Sin embargo, la existencia ahora atribuida
a mi padre sigue siendo relatada por otros. Ahora en casa vive una joven familia:
mi prima, su esposo y su pequeña hija que solo dibuja monosílabos en el aire.
Esta vez el esposo dice haber visto a un anciano en la sala de la casa. Este
pasaje ha sido contado con más detalle. Un mediodía, de sábado y claro sol (así
lo imagino), el joven padre lleva en brazos a su niña, la pasea por la casa con
placer, sin sentir el peso en sus brazos. Su recorrido continúa en un segundo
piso, el lugar que albergaba nuestra sala. En este segundo piso cuelga una
ventana mediana y cuadrangular que da a una avenida muy transitada. Ver desde aquella
ventana, casi sin ser visto, puede resultar gozoso. Siempre acontece algo allá
fuera. Papá y mamá lo sabían. Era muy frecuente verlos auscultando la calle y
comentando con excitación lo que la gente vivía cotidianamente. El joven esposo
se asoma por otra ventana que está del lado de la puerta y ve a un anciano
delgado, de cabellera menuda y mediana estatura, de pantalones marrones, camisa
gris y chompa ligera. El anciano mira hacia la calle, sosegado. El joven padre
no se asusta y continúa su recorrido por el balcón que se desprende en el
segundo piso, como si fuera rutinario ver al anciano habitando la sala y
mirando a la calle. Luego de agotar sus pasos por el balcón y volver sobre
ellos, el joven padre echa una vez más un vistazo. Esta vez la sala está aparentemente
vacía, como siempre o quizá como nunca. Luego le describirá a su esposa las
características del etéreo cuerpo. Era Antonio, mi padre.
Volver a escuchar que ese “pedacito
esencial” de mi padre está en casa me ha inquietado, aunque en cierto modo también
me ha tranquilizado constatar que está en su casa, en el lugar que tanto quiso
y se arraigó con la ternura y la furia de un niño huérfano y sin hermanos que
fue. ¿Cuál podría ser el motivo por el que mi padre no logra “descansar” (¿tranquilo?),
si es que acaso existe dicho estado? Él solo migró a Lima para morir. Amaba Oxapampa
y su casa, que al fin y al cabo son lo mismo. Mi hermano ha escuchado decir que
los fantasmas que “se quedan” simplemente lo hacen porque se sienten bien allí,
pero, ¿cuál es el lugar que les corresponde?, ¿es ese verdaderamente su lugar?
Tomar por cierta esta historia ha
sido una línea trazada sobre la construcción de mis muertos. Saber que “algo”

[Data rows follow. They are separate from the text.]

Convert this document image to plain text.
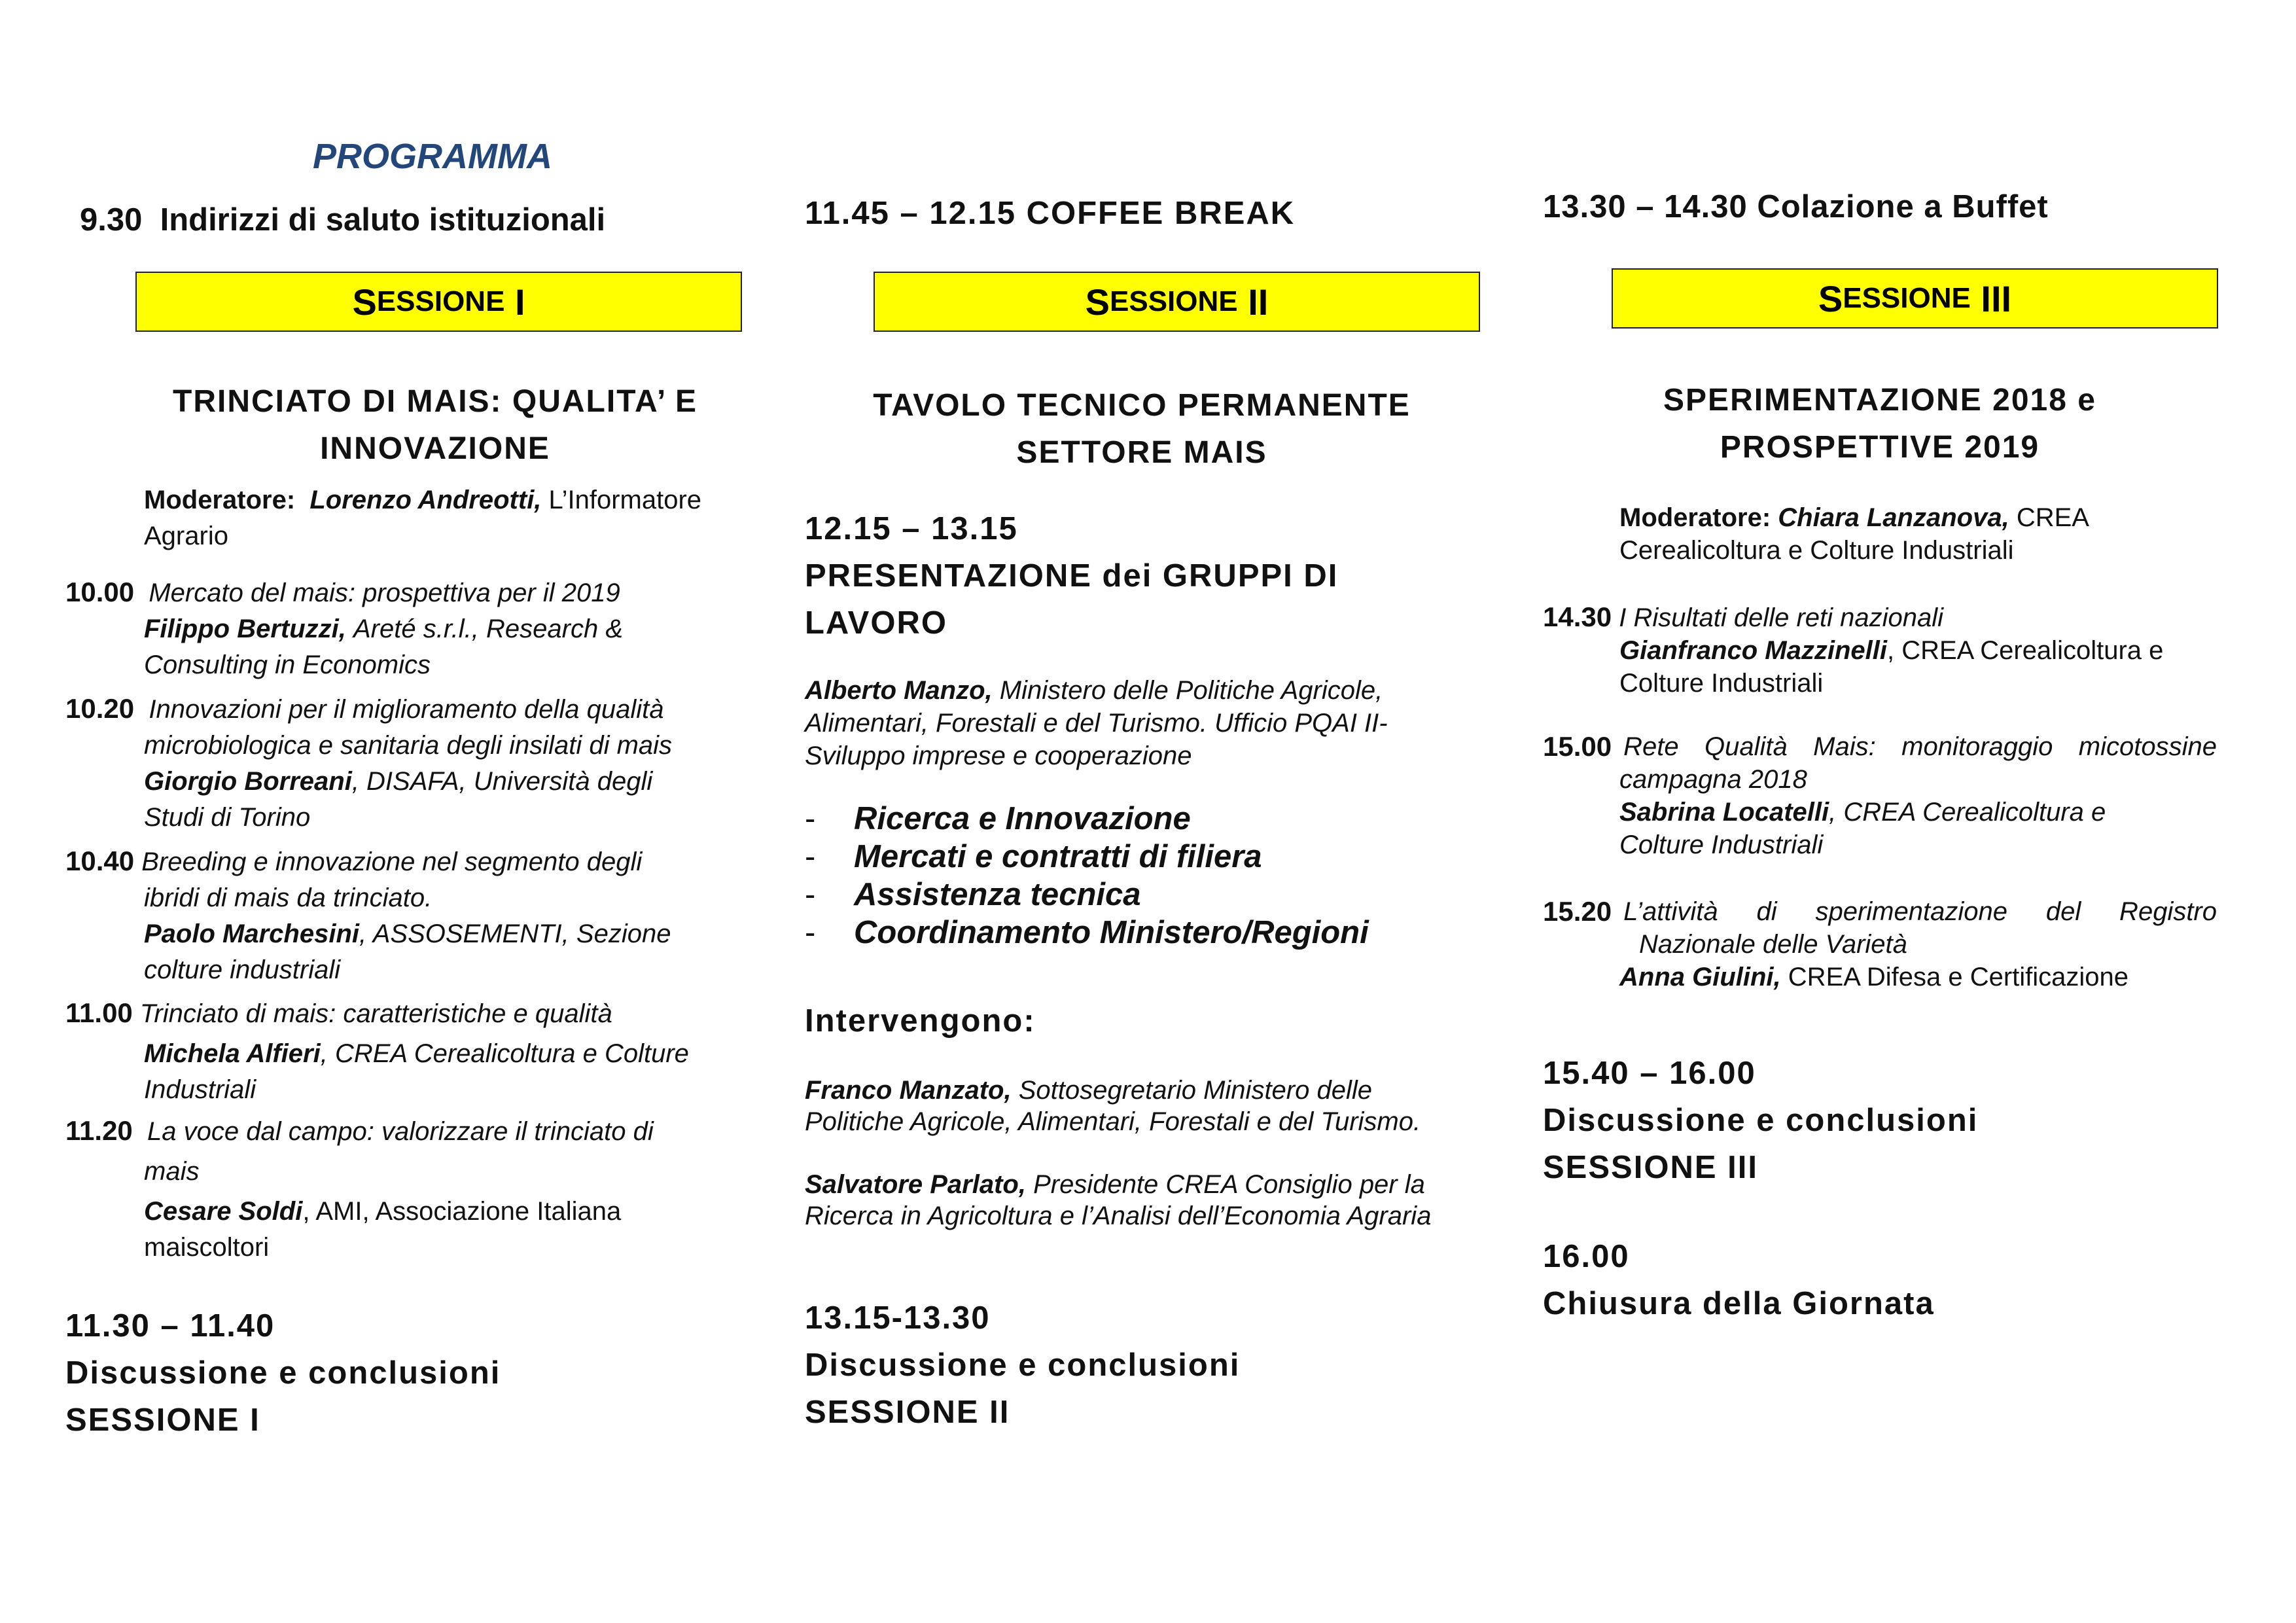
PROGRAMMA
9.30  Indirizzi di saluto istituzionali
S ESSIONE
I
TRINCIATO DI MAIS: QUALITA’ E
INNOVAZIONE
Moderatore: Lorenzo Andreotti, L’Informatore
Agrario
10.00 Mercato del mais: prospettiva per il 2019
Filippo Bertuzzi, Areté s.r.l., Research &
Consulting in Economics
10.20 Innovazioni per il miglioramento della qualità
microbiologica e sanitaria degli insilati di mais
Giorgio Borreani, DISAFA, Università degli
Studi di Torino
10.40 Breeding e innovazione nel segmento degli
ibridi di mais da trinciato.
Paolo Marchesini, ASSOSEMENTI, Sezione
colture industriali
11.00 Trinciato di mais: caratteristiche e qualità
Michela Alfieri, CREA Cerealicoltura e Colture
Industriali
11.20 La voce dal campo: valorizzare il trinciato di
mais
Cesare Soldi, AMI, Associazione Italiana
maiscoltori
11.30 – 11.40
Discussione e conclusioni
SESSIONE I
11.45 – 12.15 COFFEE BREAK
S ESSIONE
II
TAVOLO TECNICO PERMANENTE
SETTORE MAIS
12.15 – 13.15
PRESENTAZIONE dei GRUPPI DI
LAVORO
Alberto Manzo, Ministero delle Politiche Agricole,
Alimentari, Forestali e del Turismo. Ufficio PQAI II-
Sviluppo imprese e cooperazione
- Ricerca e Innovazione
- Mercati e contratti di filiera
- Assistenza tecnica
- Coordinamento Ministero/Regioni
Intervengono:
Franco Manzato, Sottosegretario Ministero delle
Politiche Agricole, Alimentari, Forestali e del Turismo.
Salvatore Parlato, Presidente CREA Consiglio per la
Ricerca in Agricoltura e l’Analisi dell’Economia Agraria
13.15-13.30
Discussione e conclusioni
SESSIONE II
13.30 – 14.30 Colazione a Buffet
S ESSIONE
III
SPERIMENTAZIONE 2018 e
PROSPETTIVE 2019
Moderatore: Chiara Lanzanova, CREA
Cerealicoltura e Colture Industriali
14.30 I Risultati delle reti nazionali
Gianfranco Mazzinelli, CREA Cerealicoltura e
Colture Industriali
15.00 Rete Qualità Mais: monitoraggio micotossine
campagna 2018
Sabrina Locatelli, CREA Cerealicoltura e
Colture Industriali
15.20 L’attività di sperimentazione del Registro
Nazionale delle Varietà
Anna Giulini, CREA Difesa e Certificazione
15.40 – 16.00
Discussione e conclusioni
SESSIONE III
16.00
Chiusura della Giornata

de mi padre, algo “vivo” o ciertamente aprehensible a través de los sentidos, está
en un lugar es hacerme a la idea que, después de todos estos años de soñarlo
con resentimiento, está con nosotros. Posiblemente nunca me comunique con él,
pero sé donde está y es en este mundo que percibo y me duele a veces. Aunque
suene paradójico no quiero ir a verlo porque tengo la certeza que no lo veré. En
estos años he vuelto y he dormido algunas noches en casa. Nunca he sentido su
mínima y etérea presencia. Creo que mejor así, pero sé que está allí. Me sosiega
saber que lo tengo cerca, que no vamos a hablar, pero que está en casa. Sé que
no es un hecho para racionalizar, aunque creo que es lo único que he hecho en
este recuento sobre el fantasma de mi padre.